La fin du XIXe siècle fut le témoin d’une véritable contre-révolution artistique, née de la contestation de la production en masse de piètre qualité et de l’industrialisation à outrance. Elle trouva sa source en Grande-Bretagne. En Angleterre en effet on vit se développer le mouvement Arts and Crafts (« arts et artisanats ») dès 1860, un mouvement qui visait à réhabiliter la production des artisans, redécouvrant le travail à la main. L’idéologie qui sous-tendait ce retour aux sources s’étendit en Europe, donnant naissance, tout au long de la dernière décennie du siècle, à l’Art nouveau en Belgique, en France et en Tchécoslovaquie, au Jugendstil en Allemagne et en Autriche, allant même jusqu’à inspirer le mouvement Mingei au Japon.
Détruire les barrières
On connaît généralement bien les réalisations de tous ces mouvements en matière d’architecture (voir Mathématiques et architecture, Bibliothèque Tangente 60, 2017) mais la revalorisation du travail de l’ouvrier se fit dans tous les domaines et l’Art nouveau devint un art total, détruisant la barrière existant jusqu’alors entre arts « majeurs » et arts « mineurs » et entendant offrir à chacun un univers esthétique idéal même dans le plus petit objet utilitaire. Il engloba donc aussi bien la peinture, la sculpture et l’architecture que l’ébénisterie, la production de couverts, de lampes, de bijoux, de verreries. En privilégiant les courbes et les arabesques, il prôna la redécouverte de la nature (faune et flore), multipliant également les représentations féminines.
Les arts : danse.
Le recours systématique aux courbes est particulièrement visible dans la production très caractéristique du peintre tchèque Alfons Mucha (1860–1939), qui fit une grande partie de sa carrière en France, élevant l’affiche au rang de véritable œuvre d’art. Ainsi peut-on observer, dans les Arts : danse, le choix systématique de l’artiste de l’usage de cercles et d’ellipses, alternant avec de véritables hyperboles, faisant ainsi l’apologie des formes bilinéaires. On l’observe, le buste de la jeune femme est habilement mis en valeur par un encadrement de deux cercles contenant une théorie de cercles aux rayons de plus en plus petits. Mais ce n’est pas tout : chaque mèche de l’opulente chevelure affecte la forme d’une ellipse et le drapé de l’ample écharpe translucide est constitué d’une suite de paraboles. Plus généralement, chez Mucha, chaque visage féminin prend le plus souvent la forme d’une ellipse parfaite.
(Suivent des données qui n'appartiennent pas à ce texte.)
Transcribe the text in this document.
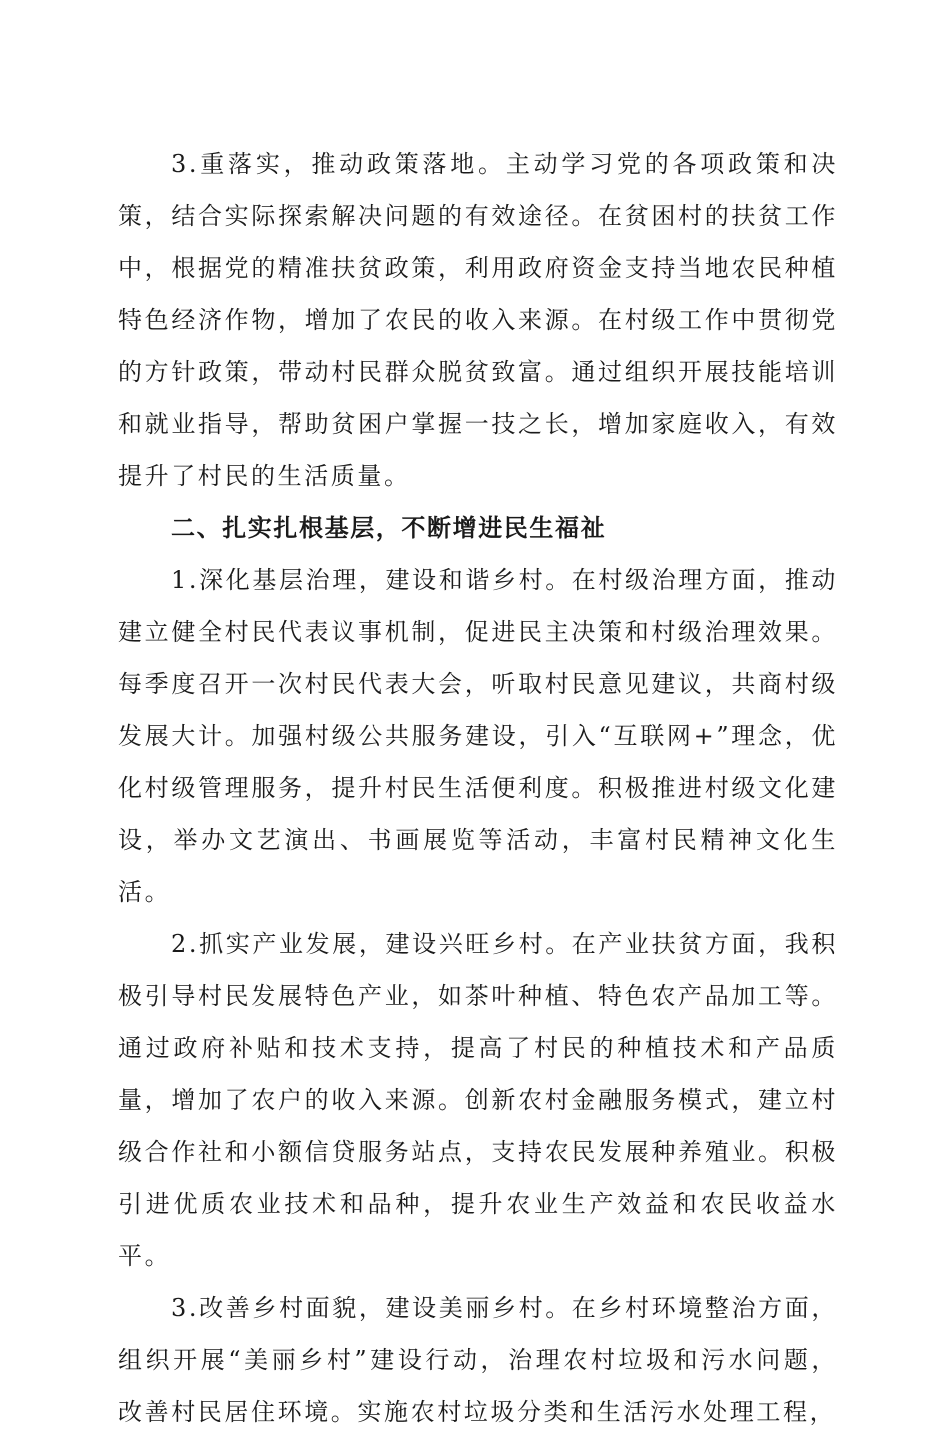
3.重落实，推动政策落地。主动学习党的各项政策和决策，结合实际探索解决问题的有效途径。在贫困村的扶贫工作中，根据党的精准扶贫政策，利用政府资金支持当地农民种植特色经济作物，增加了农民的收入来源。在村级工作中贯彻党的方针政策，带动村民群众脱贫致富。通过组织开展技能培训和就业指导，帮助贫困户掌握一技之长，增加家庭收入，有效提升了村民的生活质量。

二、扎实扎根基层，不断增进民生福祉

1.深化基层治理，建设和谐乡村。在村级治理方面，推动建立健全村民代表议事机制，促进民主决策和村级治理效果。每季度召开一次村民代表大会，听取村民意见建议，共商村级发展大计。加强村级公共服务建设，引入“互联网+”理念，优化村级管理服务，提升村民生活便利度。积极推进村级文化建设，举办文艺演出、书画展览等活动，丰富村民精神文化生活。

2.抓实产业发展，建设兴旺乡村。在产业扶贫方面，我积极引导村民发展特色产业，如茶叶种植、特色农产品加工等。通过政府补贴和技术支持，提高了村民的种植技术和产品质量，增加了农户的收入来源。创新农村金融服务模式，建立村级合作社和小额信贷服务站点，支持农民发展种养殖业。积极引进优质农业技术和品种，提升农业生产效益和农民收益水平。

3.改善乡村面貌，建设美丽乡村。在乡村环境整治方面，组织开展“美丽乡村”建设行动，治理农村垃圾和污水问题，改善村民居住环境。实施农村垃圾分类和生活污水处理工程，
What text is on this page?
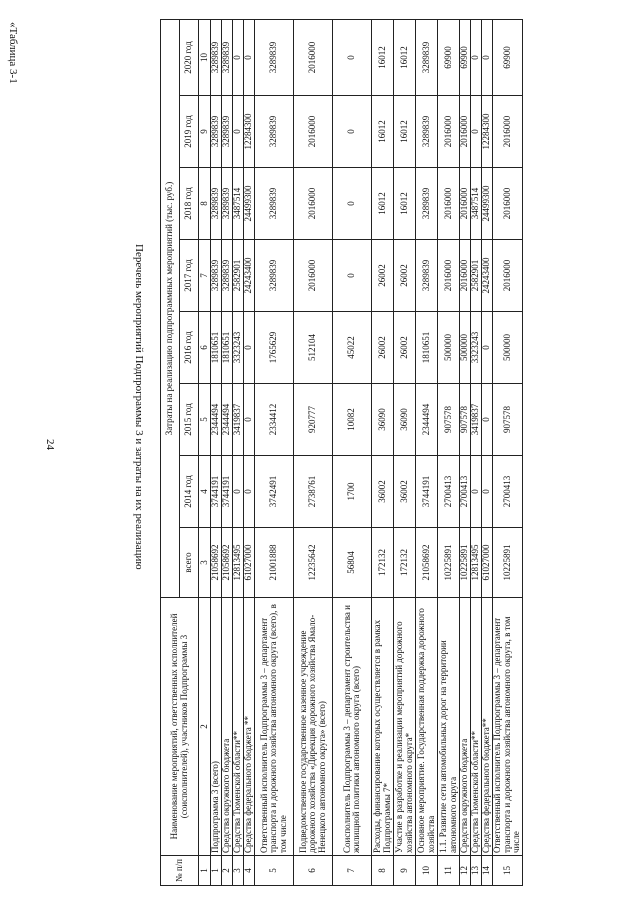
24
«Таблица 3-1
Перечень мероприятий Подпрограммы 3 и затраты на их реализацию
№ п/п	Наименование мероприятий, ответственных исполнителей (соисполнителей), участников Подпрограммы 3	Затраты на реализацию подпрограммных мероприятий (тыс. руб.)							
		всего	2014 год	2015 год	2016 год	2017 год	2018 год	2019 год	2020 год
1	2	3	4	5	6	7	8	9	10
1	Подпрограмма 3 (всего)	21058692	3744191	2344494	1810651	3289839	3289839	3289839	3289839
2	Средства окружного бюджета	21058692	3744191	2344494	1810651	3289839	3289839	3289839	3289839
3	Средства Тюменской области**	12813495	0	3419837	3323243	2582901	3487514	0	0
4	Средства федерального бюджета **	61027000	0	0	0	24243400	24499300	12284300	0
5	Ответственный исполнитель Подпрограммы 3 – департамент транспорта и дорожного хозяйства автономного округа (всего), в том числе	21001888	3742491	2334412	1765629	3289839	3289839	3289839	3289839
6	Подведомственное государственное казенное учреждение дорожного хозяйства «Дирекция дорожного хозяйства Ямало-Ненецкого автономного округа» (всего)	12235642	2738761	920777	512104	2016000	2016000	2016000	2016000
7	Соисполнитель Подпрограммы 3 – департамент строительства и жилищной политики автономного округа (всего)	56804	1700	10082	45022	0	0	0	0
8	Расходы, финансирование которых осуществляется в рамках Подпрограммы 7*	172132	36002	36090	26002	26002	16012	16012	16012
9	Участие в разработке и реализации мероприятий дорожного хозяйства автономного округа*	172132	36002	36090	26002	26002	16012	16012	16012
10	Основное мероприятие. Государственная поддержка дорожного хозяйства	21058692	3744191	2344494	1810651	3289839	3289839	3289839	3289839
11	1.1. Развитие сети автомобильных дорог на территории автономного округа	10225891	2700413	907578	500000	2016000	2016000	2016000	69900
12	Средства окружного бюджета	10225891	2700413	907578	500000	2016000	2016000	2016000	69900
13	Средства Тюменской области**	12813495	0	3419837	3323243	2582901	3487514	0	0
14	Средства федерального бюджета**	61027000	0	0	0	24243400	24499300	12284300	0
15	Ответственный исполнитель Подпрограммы 3 – департамент транспорта и дорожного хозяйства автономного округа, в том числе	10225891	2700413	907578	500000	2016000	2016000	2016000	69900
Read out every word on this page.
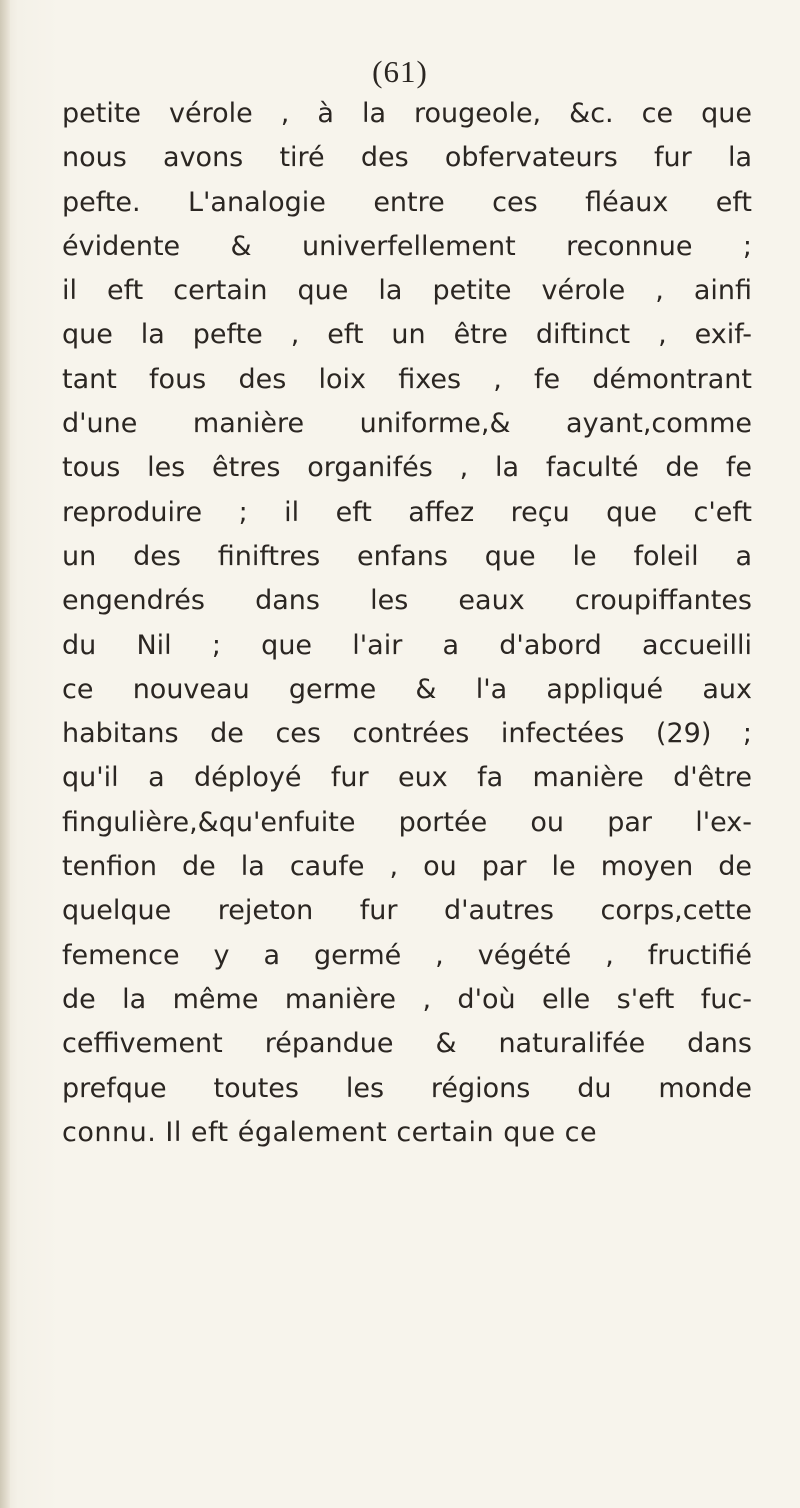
(61)
petite vérole , à la rougeole, &c. ce que
nous avons tiré des obfervateurs fur la
pefte. L'analogie entre ces fléaux eft
évidente & univerfellement reconnue ;
il eft certain que la petite vérole , ainfi
que la pefte , eft un être diftinct , exif-
tant fous des loix fixes , fe démontrant
d'une manière uniforme,& ayant,comme
tous les êtres organifés , la faculté de fe
reproduire ; il eft affez reçu que c'eft
un des finiftres enfans que le foleil a
engendrés dans les eaux croupiffantes
du Nil ; que l'air a d'abord accueilli
ce nouveau germe & l'a appliqué aux
habitans de ces contrées infectées (29) ;
qu'il a déployé fur eux fa manière d'être
fingulière,&qu'enfuite portée ou par l'ex-
tenfion de la caufe , ou par le moyen de
quelque rejeton fur d'autres corps,cette
femence y a germé , végété , fructifié
de la même manière , d'où elle s'eft fuc-
ceffivement répandue & naturalifée dans
prefque toutes les régions du monde
connu. Il eft également certain que ce
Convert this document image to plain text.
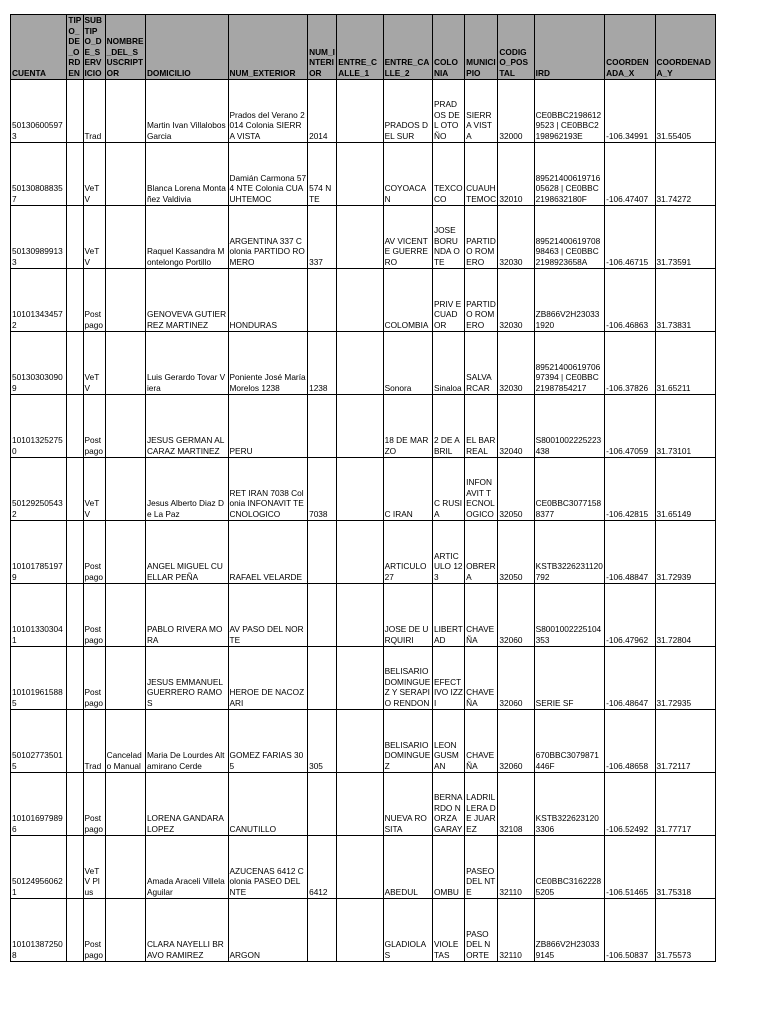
CUENTA	TIPO_DE_ORDEN	SUB TIPO_DE_SERVICIO	NOMBRE_DEL_SUSCRIPTOR	DOMICILIO	NUM_EXTERIOR	NUM_INTERIOR	ENTRE_CALLE_1	ENTRE_CALLE_2	COLONIA	MUNICIPIO	CODIGO_POSTAL	IRD	COORDENADA_X	COORDENADA_Y
501306005973		Trad		Martin Ivan Villalobos Garcia	Prados del Verano 2014 Colonia SIERRA VISTA	2014		PRADOS DEL SUR	PRADOS DEL OTOÑO	SIERRA VISTA	32000	CE0BBC21986129523 | CE0BBC2198962193E	-106.34991	31.55405
501308088357		VeTV		Blanca Lorena Montañez Valdivia	Damián Carmona 574 NTE Colonia CUAUHTEMOC	574 NTE		COYOACAN	TEXCOCO	CUAUHTEMOC	32010	8952140061971605628 | CE0BBC2198632180F	-106.47407	31.74272
501309899133		VeTV		Raquel Kassandra Montelongo Portillo	ARGENTINA 337 Colonia PARTIDO ROMERO	337		AV VICENTE GUERRERO	JOSE BORUNDA OTE	PARTIDO ROMERO	32030	8952140061970898463 | CE0BBC2198923658A	-106.46715	31.73591
101013434572		Postpago		GENOVEVA GUTIERREZ MARTINEZ	HONDURAS			COLOMBIA	PRIV ECUADOR	PARTIDO ROMERO	32030	ZB866V2H230331920	-106.46863	31.73831
501303030909		VeTV		Luis Gerardo Tovar Viera	Poniente José María Morelos 1238	1238		Sonora	Sinaloa	SALVARCAR	32030	8952140061970697394 | CE0BBC21987854217	-106.37826	31.65211
101013252750		Postpago		JESUS GERMAN ALCARAZ MARTINEZ	PERU			18 DE MARZO	2 DE ABRIL	EL BARREAL	32040	S8001002225223438	-106.47059	31.73101
501292505432		VeTV		Jesus Alberto Diaz De La Paz	RET IRAN 7038 Colonia INFONAVIT TECNOLOGICO	7038		C IRAN	C RUSIA	INFONAVIT TECNOLOGICO	32050	CE0BBC30771588377	-106.42815	31.65149
101017851979		Postpago		ANGEL MIGUEL CUELLAR PEÑA	RAFAEL VELARDE			ARTICULO 27	ARTICULO 123	OBRERA	32050	KSTB3226231120792	-106.48847	31.72939
101013303041		Postpago		PABLO RIVERA MORA	AV PASO DEL NORTE			JOSE DE URQUIRI	LIBERTAD	CHAVEÑA	32060	S8001002225104353	-106.47962	31.72804
101019615885		Postpago		JESUS EMMANUEL GUERRERO RAMOS	HEROE DE NACOZARI			BELISARIO DOMINGUEZ Y SERAPIO RENDON	EFECTIVO IZZI	CHAVEÑA	32060	SERIE SF	-106.48647	31.72935
501027735015		Trad	Cancelado Manual	Maria De Lourdes Altamirano Cerde	GOMEZ FARIAS 305	305		BELISARIO DOMINGUEZ	LEON GUSMAN	CHAVEÑA	32060	670BBC3079871446F	-106.48658	31.72117
101016979896		Postpago		LORENA GANDARA LOPEZ	CANUTILLO			NUEVA ROSITA	BERNARDO NORZA GARAY	LADRILLERA DE JUAREZ	32108	KSTB3226231203306	-106.52492	31.77717
501249560621		VeTV Plus		Amada Araceli Villela Aguilar	AZUCENAS 6412 Colonia PASEO DEL NTE	6412		ABEDUL	OMBU	PASEO DEL NTE	32110	CE0BBC31622285205	-106.51465	31.75318
101013872508		Postpago		CLARA NAYELLI BRAVO RAMIREZ	ARGON			GLADIOLAS	VIOLETAS	PASO DEL NORTE	32110	ZB866V2H230339145	-106.50837	31.75573
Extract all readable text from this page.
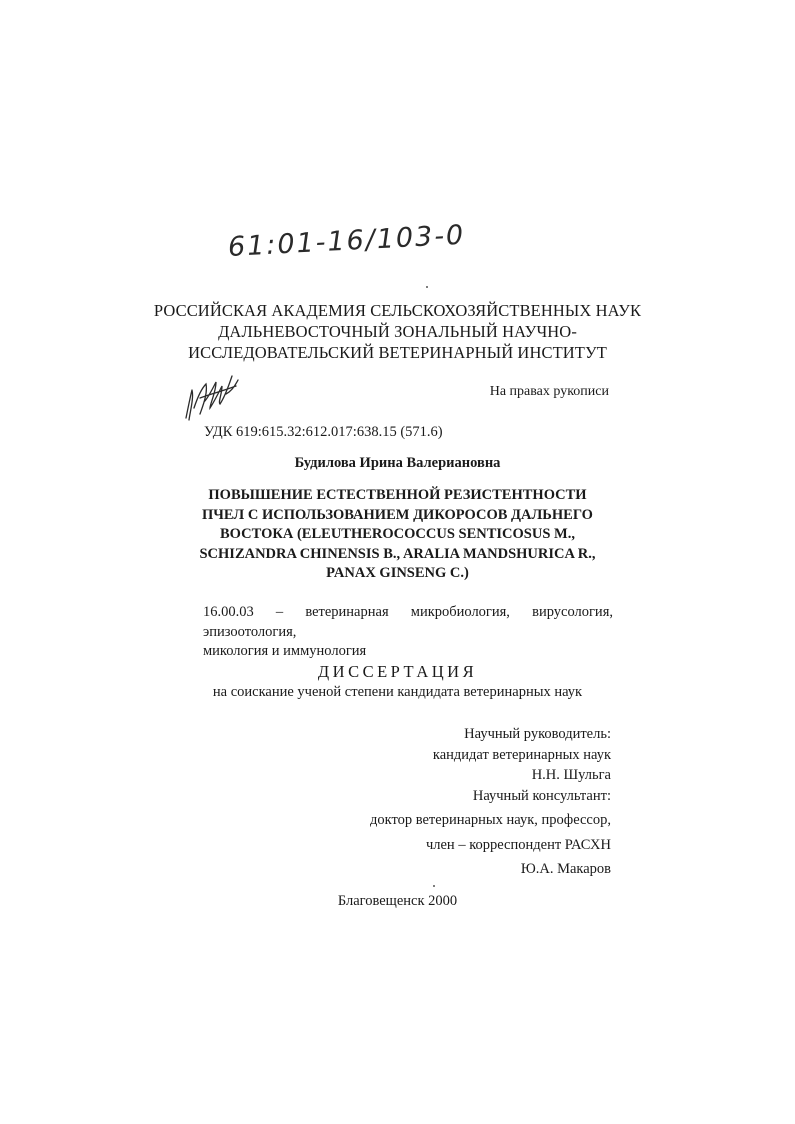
61:01-16/103-0
РОССИЙСКАЯ АКАДЕМИЯ СЕЛЬСКОХОЗЯЙСТВЕННЫХ НАУК
ДАЛЬНЕВОСТОЧНЫЙ ЗОНАЛЬНЫЙ НАУЧНО-
ИССЛЕДОВАТЕЛЬСКИЙ ВЕТЕРИНАРНЫЙ ИНСТИТУТ
На правах рукописи
УДК 619:615.32:612.017:638.15 (571.6)
Будилова Ирина Валериановна
ПОВЫШЕНИЕ ЕСТЕСТВЕННОЙ РЕЗИСТЕНТНОСТИ
ПЧЕЛ С ИСПОЛЬЗОВАНИЕМ ДИКОРОСОВ ДАЛЬНЕГО
ВОСТОКА (ELEUTHEROCOCCUS SENTICOSUS M.,
SCHIZANDRA CHINENSIS B., ARALIA MANDSHURICA R.,
PANAX GINSENG C.)
16.00.03 – ветеринарная микробиология, вирусология, эпизоотология,
микология и иммунология
ДИССЕРТАЦИЯ
на соискание ученой степени кандидата ветеринарных наук
Научный руководитель:
кандидат ветеринарных наук
Н.Н. Шульга
Научный консультант:
доктор ветеринарных наук, профессор,
член – корреспондент РАСХН
Ю.А. Макаров
Благовещенск 2000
Par opposition, les représentations masculines sont fort rares dans l’œuvre du peintre tchèque. Elles n’apparaissent que comme pendant à de gracieuses et séduisantes demoiselles et se révèlent volontairement anguleuses, refusant d’être cadrées par une ellipse, comme on peut le constater dans cette publicité pour les biscuits Lefèvre-Utile (à l’origine de l’acronyme LU), accolant les initiales de ses deux fondateurs, Jean-Romain Lefèvre et Pauline Utile.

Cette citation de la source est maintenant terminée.